Yesterday’s note on Doris Grumbach’s Fifty Days of Solitude should have included an example of the kinds of items that make up the book. Here’s an excerpt from an entry long enough to be an essay:
Inner resources: What are they? Are they like mineral resources, so deeply buried they require a mining operation to raise them to the surface. Or are they simply there, so that they can simply be used at will, like the ability to follow a line of thought to its conclusion, as the young ValĂ©ry trained himself to do, or like the rich muck of memory that yields useful parallels and evidence for one’s ideas at the moment they are required, or like the ability to lose oneself in books and be comforted and interested in music and live in paintings, to be able to forget the world and remember only the faint shadow of the inner being one is searching for.

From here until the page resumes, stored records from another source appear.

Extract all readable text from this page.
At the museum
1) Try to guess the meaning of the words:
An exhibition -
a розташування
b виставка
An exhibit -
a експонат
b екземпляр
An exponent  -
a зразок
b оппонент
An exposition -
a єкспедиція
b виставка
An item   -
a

I’d have put a couple of question marks in there, but Grumbach did not. I take the sentences as questions. Instead of either-or, I’d say both possibilities are sometimes true. Some resources can be tapped only with discipline, which is why some of us are interested in the routines and disciplines of other writers and artists. Some resources seem to require almost no discipline, although I suspect that’s an illusion — that we are simply missing something.
If you saw a course in a college catalog that promised to cultivate “the ability to follow a line of thought to its conclusion,” wouldn’t you take it?
I would. I would take that course first, before all others.
• Dorus Grumbach, Fifty Days of Solitude; Boston: Beacon Press, 1993, pp. 95-6.